You could easily argue (and many people have) that without “Hair: The American Tribal Love-Rock Musical” we wouldn’t have “Rent” and “Spring Awakening” today. This overstates the case: While “Hair” did create a rock musical trend on Broadway in 1968, the two following musicals “Dude” and “Via Galactica,” by the same creative team, killed that same trend by 1973. It started no continuous “tradition” of rock on Broadway. Still, “Hair” did prove, for the first time, that rock music could drive an artistically and commercially successful Broadway show, and that precedent is undeniably important.

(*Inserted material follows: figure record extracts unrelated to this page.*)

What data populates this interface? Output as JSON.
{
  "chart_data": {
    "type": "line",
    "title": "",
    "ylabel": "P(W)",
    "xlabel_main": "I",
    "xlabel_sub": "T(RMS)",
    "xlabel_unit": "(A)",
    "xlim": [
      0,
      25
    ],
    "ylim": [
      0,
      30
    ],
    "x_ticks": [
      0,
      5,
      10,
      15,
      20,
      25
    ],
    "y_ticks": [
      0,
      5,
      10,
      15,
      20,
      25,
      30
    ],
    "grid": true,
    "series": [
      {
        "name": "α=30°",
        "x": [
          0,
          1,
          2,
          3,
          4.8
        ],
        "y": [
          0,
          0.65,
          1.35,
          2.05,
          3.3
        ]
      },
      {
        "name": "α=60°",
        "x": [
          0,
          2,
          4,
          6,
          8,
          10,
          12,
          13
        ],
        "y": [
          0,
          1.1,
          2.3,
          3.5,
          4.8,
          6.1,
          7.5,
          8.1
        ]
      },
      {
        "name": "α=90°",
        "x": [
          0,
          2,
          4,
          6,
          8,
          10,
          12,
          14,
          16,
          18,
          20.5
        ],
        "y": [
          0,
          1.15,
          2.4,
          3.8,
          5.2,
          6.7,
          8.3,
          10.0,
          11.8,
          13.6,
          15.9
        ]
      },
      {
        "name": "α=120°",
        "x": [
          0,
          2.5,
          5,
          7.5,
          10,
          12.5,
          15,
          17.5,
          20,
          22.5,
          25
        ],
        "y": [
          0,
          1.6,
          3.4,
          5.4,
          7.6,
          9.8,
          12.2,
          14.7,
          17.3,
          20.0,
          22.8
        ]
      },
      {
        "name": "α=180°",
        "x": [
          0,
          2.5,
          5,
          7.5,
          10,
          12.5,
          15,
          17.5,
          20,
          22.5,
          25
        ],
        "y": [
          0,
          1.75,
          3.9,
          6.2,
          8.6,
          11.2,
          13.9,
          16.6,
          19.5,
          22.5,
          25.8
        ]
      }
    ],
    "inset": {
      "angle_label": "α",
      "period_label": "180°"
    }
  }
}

The evening starts out as a loose collection of hippie-centric and anti-war songs (like “Aquarius” and “Donna”) and scenes. Slowly a story begins to emerge. Claude (Gavin Creel), an Anglophile from Long Island, has been drafted and struggles to decide whether to just accept it, or do what his tribe of hippie friends is doing and burn his draft card.
Director Diane Paulus has successfully captured the show’s energy and the raw passion of its anti-war sentiment, and amps up every bit of homoeroticism that’s there. Galt MacDermot’s score, one of the last on Broadway to birth several pop hits, is the most glorious thing about the show, and the young cast sings it with abandon. This “Hair” is undeniably colorful and vibrant.
And the show has only improved in the move from outside (Central Park) to inside (Broadway). The edginess and grit you can find on the original recording is much more in evidence now—indeed, the stakes seem higher across the board for these dirty, often angry, New York City kids. Creel replaced the Park’s Claude, Jonathan Groff, and for whatever reason, Creel is taking bigger risks, in both his singing and his acting. Those risks pay off big time, and what was simply moving in the Park is now truly devastating. Long may this “Hair” wave!